Making improvements to your home is about enhancing your quality of living, while upping the value of your property. There are many different types of renovations that you can do to your property, but not all of them are guaranteed to boost your property value. If your primary goal is to raise property value, then you may want to avoid making one of these six types of home improvements.
Installing a Swimming Pool
There is a misconception that swimming pools are guaranteed to increase your property value, but that isn’t true. Enjoying a swimming pool at a family member’s or friend’s house is one thing, but owning one yourself can become an nuisance and expensive. The maintenance of a swimming pool is plentiful – cleaning out leaves and debris and ensuring that levels of chlorine is always proper; the there is algae to worry about. Then if you decide to sell your home, certain buyers will view the swimming pool as dangerous or too much maintenance. Plus, it can lead to an accident where they can get sued.
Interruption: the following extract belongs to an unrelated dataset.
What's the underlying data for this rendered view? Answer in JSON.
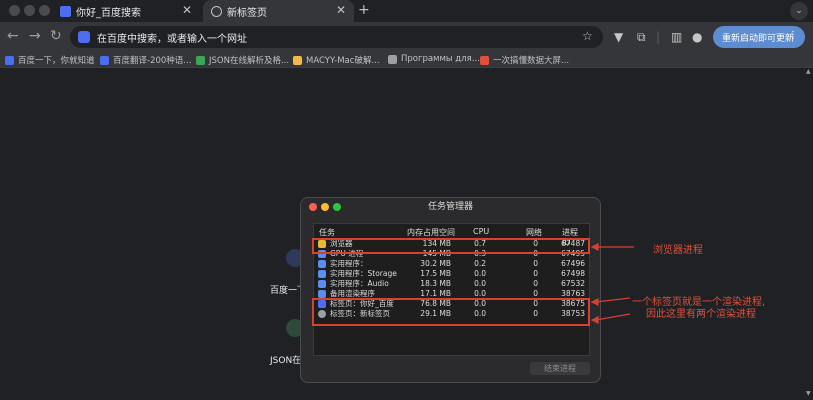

Overbuilding to Outdo the Neighborhood
Having the best house on the block is a status that many people want to have, but when you are using home improvements to achieve this, it can quickly become an ugly ordeal – especially if you’re planning to sell your home. The more renovations you do to your home, the higher you will have to hike the selling price to get a return on investment. Homebuyers browse for specific neighborhoods within their price range and your home will easily be too pricey for your neighborhood if you decide to overbuild. This will make it hard to attract a homebuyer since all the ones roaming the neighborhood are looking for homes with a lower price than your home.
Yes, a nice lawn is very attractive, but don’t think that by doing extensive landscaping it will increase your property value. It will definitely attract homebuyers to your home, but if they see a lot of maintenance is needed to keep the lawn looking the way it does, it may scare them off.
It’s easy to get carried away with the upgrades we make to our homes, but for those who are looking to sell their properties, overdoing it can end up costing you. For instance, if you place stainless steel appliances in the kitchen, but have bathrooms and bedrooms that have vinyl flooring and shabby carpets, it won’t mesh together. Having a consistent style is important, especially if you’re looking to get an ROI for the upgrades you do make. Just don’t make too many expensive ones, so that your selling price isn’t too much higher than other homes in your neighborhood.
Making Unnoticeable Improvements
Home improvements that are likely to go unnoticed are also potential threats to your ROI. This would include new plumbing or HVAC systems. Good working plumbing and heat and air is expected by buyers, so they’re not going to be willing to pay you extra for new systems.